Ising domain wall networks from intertwined charge density waves in single-layer TiSe2

Abstract: When the period of an incommensurate charge density wave (ICDW) approaches an integer multiple of a lattice vector, the energy gain obtained from locking the period to the lattice can lead to a fascinating transition into a commensurate state. This transition actually occurs through an intermediate near-commensurate (NC) phase, with locally commensurate regions separated by an ordered array of phase slips of a complex CDW order parameter. TiSe2 is a paradigmatic CDW system where incommensuration is believed to be induced by carrier doping, yet its putative NC state has never been imaged or its nature established. Here we report the observation of a striking NC state in ultraclean, slightly doped monolayers of TiSe2, displaying an intricate network of coherent, unidirectional CDW domain walls over hundreds of nanometers.
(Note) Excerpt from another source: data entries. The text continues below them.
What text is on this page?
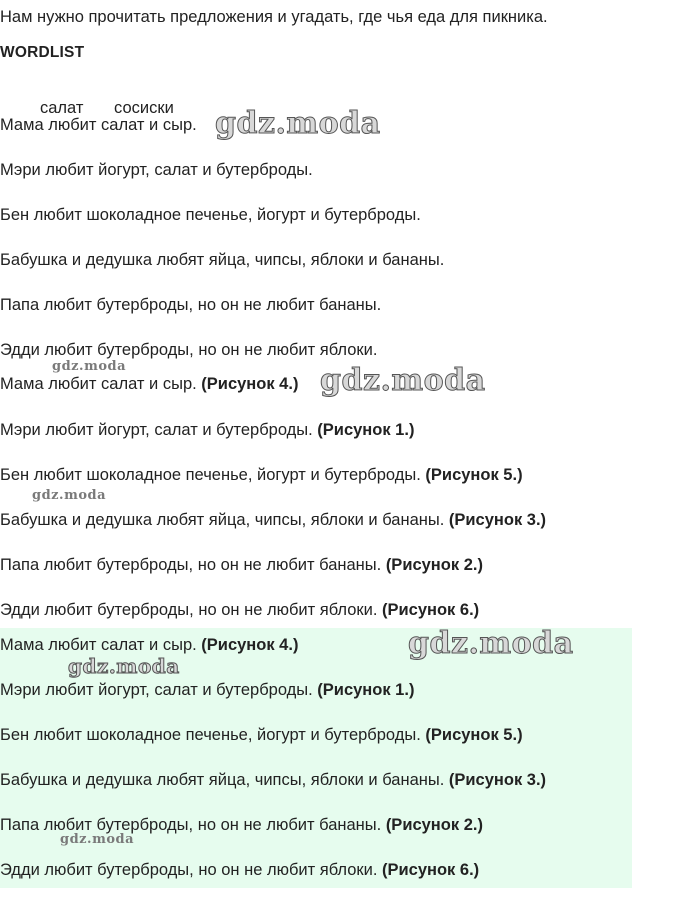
Нам нужно прочитать предложения и угадать, где чья еда для пикника.
WORDLIST
салат сосиски
Мама любит салат и сыр.
Мэри любит йогурт, салат и бутерброды.
Бен любит шоколадное печенье, йогурт и бутерброды.
Бабушка и дедушка любят яйца, чипсы, яблоки и бананы.
Папа любит бутерброды, но он не любит бананы.
Эдди любит бутерброды, но он не любит яблоки.
Мама любит салат и сыр. (Рисунок 4.)
Мэри любит йогурт, салат и бутерброды. (Рисунок 1.)
Бен любит шоколадное печенье, йогурт и бутерброды. (Рисунок 5.)
Бабушка и дедушка любят яйца, чипсы, яблоки и бананы. (Рисунок 3.)
Папа любит бутерброды, но он не любит бананы. (Рисунок 2.)
Эдди любит бутерброды, но он не любит яблоки. (Рисунок 6.)
Мама любит салат и сыр. (Рисунок 4.)
Мэри любит йогурт, салат и бутерброды. (Рисунок 1.)
Бен любит шоколадное печенье, йогурт и бутерброды. (Рисунок 5.)
Бабушка и дедушка любят яйца, чипсы, яблоки и бананы. (Рисунок 3.)
Папа любит бутерброды, но он не любит бананы. (Рисунок 2.)
Эдди любит бутерброды, но он не любит яблоки. (Рисунок 6.)
gdz.moda
gdz.moda	gdz.moda
gdz.moda
gdz.moda
gdz.moda
gdz.moda
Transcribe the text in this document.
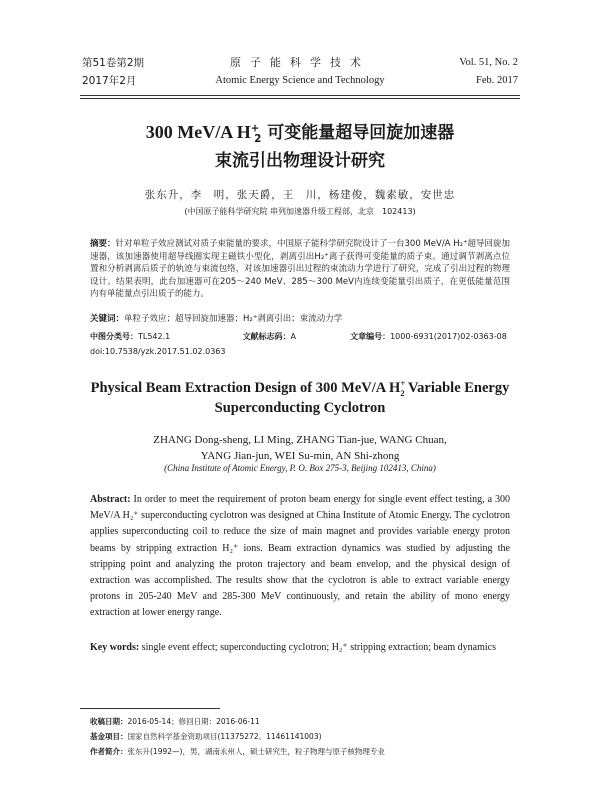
第51卷第2期
2017年2月
原子能科学技术
Atomic Energy Science and Technology
Vol. 51, No. 2
Feb. 2017
300 MeV/A $H^+_2$ 可变能量超导回旋加速器
束流引出物理设计研究
张东升，李　明，张天爵，王　川，杨建俊，魏素敏，安世忠
(中国原子能科学研究院 串列加速器升级工程部，北京　102413)
摘要：针对单粒子效应测试对质子束能量的要求，中国原子能科学研究院设计了一台300 MeV/A H₂⁺超导回旋加速器，该加速器使用超导线圈实现主磁铁小型化，剥离引出H₂⁺离子获得可变能量的质子束。通过调节剥离点位置和分析剥离后质子的轨迹与束流包络，对该加速器引出过程的束流动力学进行了研究，完成了引出过程的物理设计。结果表明，此台加速器可在205～240 MeV、285～300 MeV内连续变能量引出质子，在更低能量范围内有单能量点引出质子的能力。
关键词：单粒子效应；超导回旋加速器；H₂⁺剥离引出；束流动力学
中图分类号：TL542.1	文献标志码：A	文章编号：1000-6931(2017)02-0363-08
doi:10.7538/yzk.2017.51.02.0363
Physical Beam Extraction Design of 300 MeV/A $H^+_2$ Variable Energy
Superconducting Cyclotron
ZHANG Dong-sheng, LI Ming, ZHANG Tian-jue, WANG Chuan,
YANG Jian-jun, WEI Su-min, AN Shi-zhong
(China Institute of Atomic Energy, P. O. Box 275-3, Beijing 102413, China)
Abstract: In order to meet the requirement of proton beam energy for single event effect testing, a 300 MeV/A H₂⁺ superconducting cyclotron was designed at China Institute of Atomic Energy. The cyclotron applies superconducting coil to reduce the size of main magnet and provides variable energy proton beams by stripping extraction H₂⁺ ions. Beam extraction dynamics was studied by adjusting the stripping point and analyzing the proton trajectory and beam envelop, and the physical design of extraction was accomplished. The results show that the cyclotron is able to extract variable energy protons in 205-240 MeV and 285-300 MeV continuously, and retain the ability of mono energy extraction at lower energy range.
Key words: single event effect; superconducting cyclotron; H₂⁺ stripping extraction; beam dynamics
收稿日期：2016-05-14；修回日期：2016-06-11
基金项目：国家自然科学基金资助项目(11375272、11461141003)
作者简介：张东升(1992—)，男，湖南永州人，硕士研究生，粒子物理与原子核物理专业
Detailed analysis reveals these are not phase slips of a complex CDW, but rather sign-changing Ising-type domain walls of two coupled real CDWs of previously known symmetry, consistent with the period doubling nature of the parent commensurate state. In addition, we observe an unexpected nematic modulation at the original lattice Bragg peaks which couples to the CDW order parameters. A Ginzburg-Landau analysis naturally explains the couplings and relative modulations of all order parameters, unveiling TiSe2 as a rare example of an NC-CDW of two intertwined real modulations and emergent nematicity.